Too bad that cannot be rationally translated. Please remember your Order of Operations and add parentheses where necessary.

Examples:

tan(x) + 1/sin(x) = \(\tan{x} + \dfrac{1}{\sin(x)}\)

(tan(x) + 1)/sin(x) = \(\dfrac{\tan(x) + 1}{\sin(x)}\)

1/tan(x) + 2 = \(\dfrac{1}{\tan(x)} + 2\)

1/(tan(x) + 2) = \(\dfrac{1}{\tan(x) + 2}\)

Answer 2

(tan4T- tan2T)/(1+tan4T tan2T) = 2tanT/1-tan^2T

Answer 3

Are you sure? How about that last piece on the far right?
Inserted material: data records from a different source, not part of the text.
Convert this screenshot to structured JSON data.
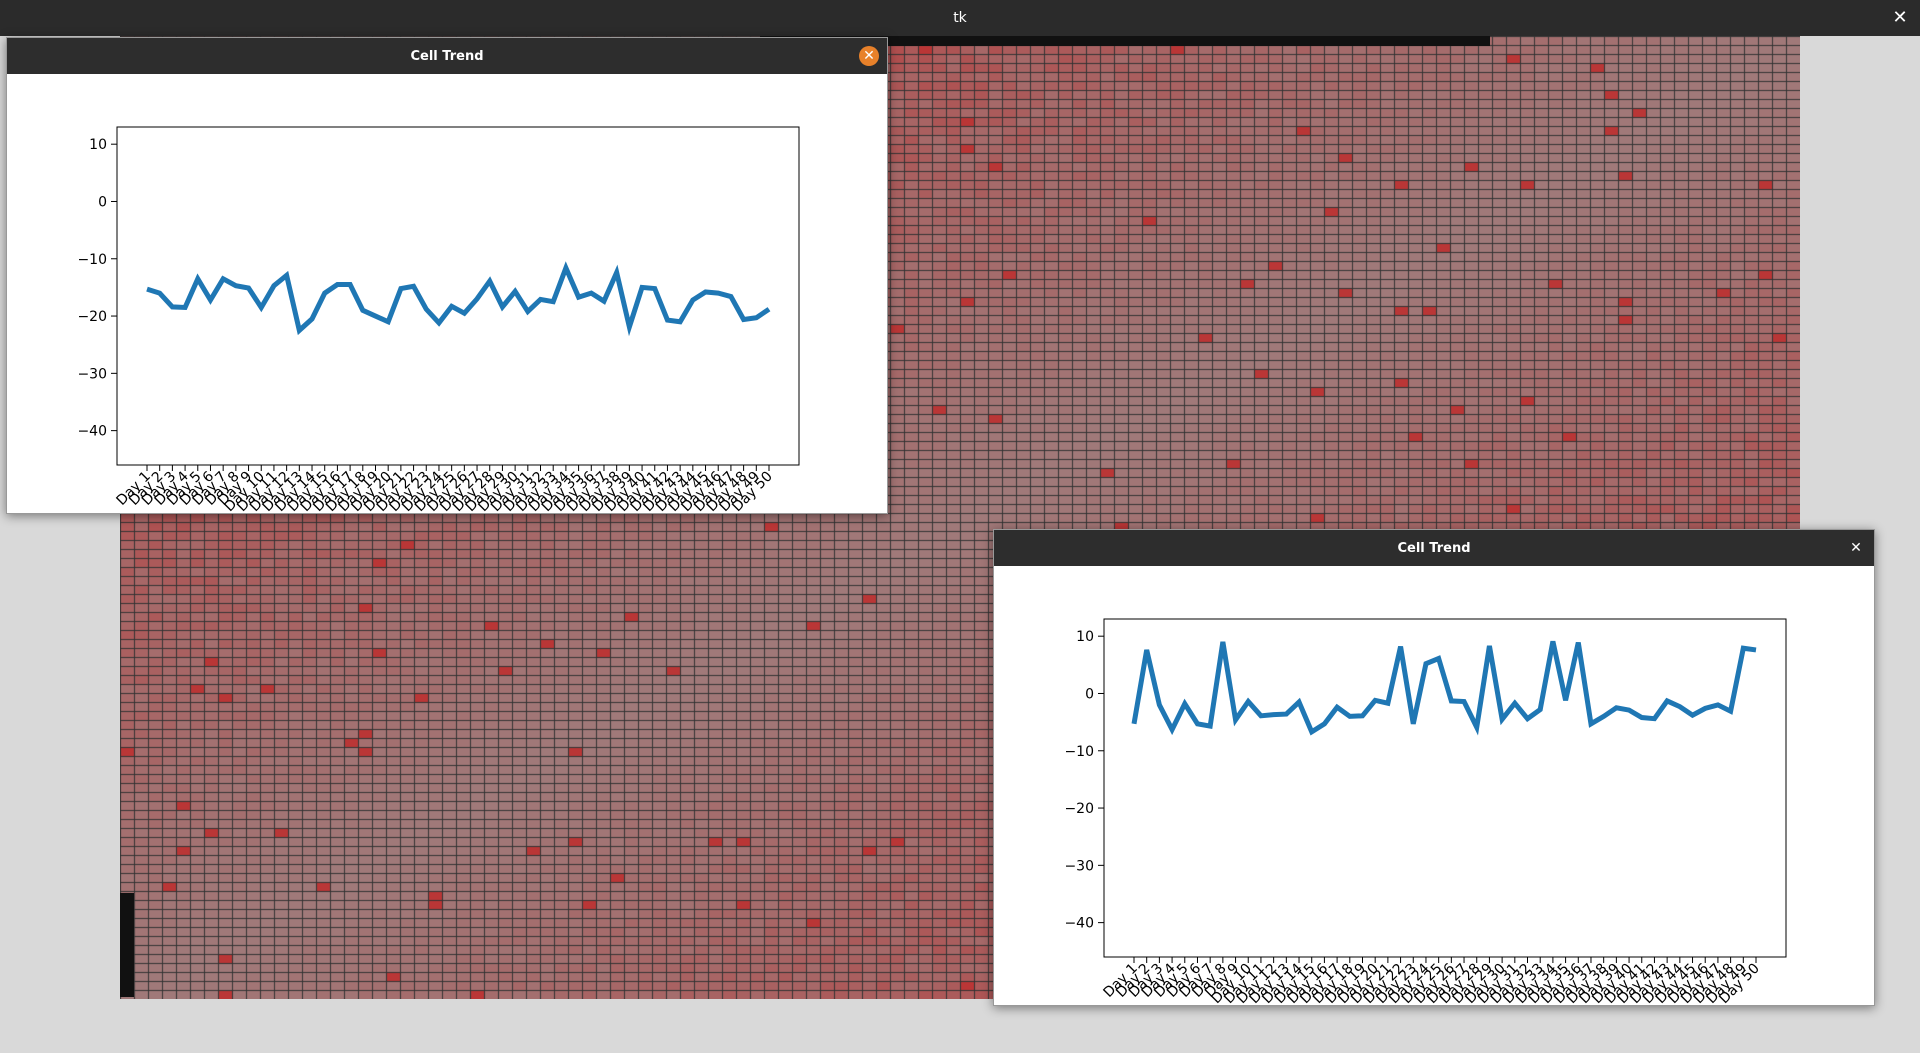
{
  "window": {
    "title": "tk",
    "close_icon": "✕"
  },
  "colors": {
    "line": "#1f77b4",
    "titlebar": "#2b2b2b",
    "close_active": "#e8812a"
  },
  "popups": [
    {
      "title": "Cell Trend",
      "close_glyph": "✕",
      "chart_data": {
        "type": "line",
        "x": [
          "Day 1",
          "Day 2",
          "Day 3",
          "Day 4",
          "Day 5",
          "Day 6",
          "Day 7",
          "Day 8",
          "Day 9",
          "Day 10",
          "Day 11",
          "Day 12",
          "Day 13",
          "Day 14",
          "Day 15",
          "Day 16",
          "Day 17",
          "Day 18",
          "Day 19",
          "Day 20",
          "Day 21",
          "Day 22",
          "Day 23",
          "Day 24",
          "Day 25",
          "Day 26",
          "Day 27",
          "Day 28",
          "Day 29",
          "Day 30",
          "Day 31",
          "Day 32",
          "Day 33",
          "Day 34",
          "Day 35",
          "Day 36",
          "Day 37",
          "Day 38",
          "Day 39",
          "Day 40",
          "Day 41",
          "Day 42",
          "Day 43",
          "Day 44",
          "Day 45",
          "Day 46",
          "Day 47",
          "Day 48",
          "Day 49",
          "Day 50"
        ],
        "values": [
          -15.3,
          -16.0,
          -18.4,
          -18.5,
          -13.5,
          -17.2,
          -13.5,
          -14.7,
          -15.1,
          -18.5,
          -14.7,
          -12.9,
          -22.5,
          -20.5,
          -16.0,
          -14.5,
          -14.5,
          -19.0,
          -20.0,
          -21.0,
          -15.2,
          -14.8,
          -18.8,
          -21.2,
          -18.3,
          -19.5,
          -17.0,
          -13.9,
          -18.4,
          -15.7,
          -19.2,
          -17.1,
          -17.5,
          -11.6,
          -16.7,
          -16.0,
          -17.4,
          -12.4,
          -21.9,
          -15.0,
          -15.2,
          -20.7,
          -21.0,
          -17.2,
          -15.8,
          -16.0,
          -16.6,
          -20.6,
          -20.3,
          -18.8
        ],
        "ylim": [
          -46,
          13
        ],
        "yticks": [
          10,
          0,
          -10,
          -20,
          -30,
          -40
        ],
        "ytick_labels": [
          "10",
          "0",
          "−10",
          "−20",
          "−30",
          "−40"
        ]
      }
    },
    {
      "title": "Cell Trend",
      "close_glyph": "✕",
      "chart_data": {
        "type": "line",
        "x": [
          "Day 1",
          "Day 2",
          "Day 3",
          "Day 4",
          "Day 5",
          "Day 6",
          "Day 7",
          "Day 8",
          "Day 9",
          "Day 10",
          "Day 11",
          "Day 12",
          "Day 13",
          "Day 14",
          "Day 15",
          "Day 16",
          "Day 17",
          "Day 18",
          "Day 19",
          "Day 20",
          "Day 21",
          "Day 22",
          "Day 23",
          "Day 24",
          "Day 25",
          "Day 26",
          "Day 27",
          "Day 28",
          "Day 29",
          "Day 30",
          "Day 31",
          "Day 32",
          "Day 33",
          "Day 34",
          "Day 35",
          "Day 36",
          "Day 37",
          "Day 38",
          "Day 39",
          "Day 40",
          "Day 41",
          "Day 42",
          "Day 43",
          "Day 44",
          "Day 45",
          "Day 46",
          "Day 47",
          "Day 48",
          "Day 49",
          "Day 50"
        ],
        "values": [
          -5.3,
          7.6,
          -2.0,
          -6.3,
          -1.8,
          -5.3,
          -5.7,
          9.0,
          -4.6,
          -1.4,
          -3.9,
          -3.7,
          -3.6,
          -1.5,
          -6.7,
          -5.3,
          -2.4,
          -4.0,
          -3.9,
          -1.2,
          -1.7,
          8.2,
          -5.3,
          5.2,
          6.1,
          -1.3,
          -1.4,
          -5.9,
          8.3,
          -4.5,
          -1.7,
          -4.4,
          -2.8,
          9.1,
          -1.2,
          8.9,
          -5.3,
          -4.0,
          -2.5,
          -2.9,
          -4.2,
          -4.4,
          -1.3,
          -2.3,
          -3.8,
          -2.6,
          -2.0,
          -3.1,
          7.9,
          7.6
        ],
        "ylim": [
          -46,
          13
        ],
        "yticks": [
          10,
          0,
          -10,
          -20,
          -30,
          -40
        ],
        "ytick_labels": [
          "10",
          "0",
          "−10",
          "−20",
          "−30",
          "−40"
        ]
      }
    }
  ]
}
Words and symbols mean things.

Answer 4

yep, i mean you can put both top and bottom of the right side in parentheses regardless but your supposed to use the trig identities to prove it

Answer 5

It does help to write it correctly, first.

Do you have this? \(\tan(\alpha - \beta) = \dfrac{\tan(\alpha) - \tan(\beta)}{1 + \tan(\alpha)\tan(\beta)}\). It looks like it could be useful on the left-hand side.

And this? \(\tan(\alpha + \beta) = \dfrac{\tan(\alpha) + \tan(\beta)}{1 - \tan(\alpha)\tan(\beta)}\). It looks like it could be useful on the right-hand side.

Answer 6

yea sorry about that the interface is new to me. i got tan(4T-2T) for the left side im not sure if that is correct and if it is what to do next

Answer 7

Perfect.

\(\tan(4T - 2T) = \tan(2T) = \tan(T + T)\)

Now, use the other formula! You'll be done!

Answer 8

awesome! thanks for your help/support!

Answer 9

You got it!! Good work.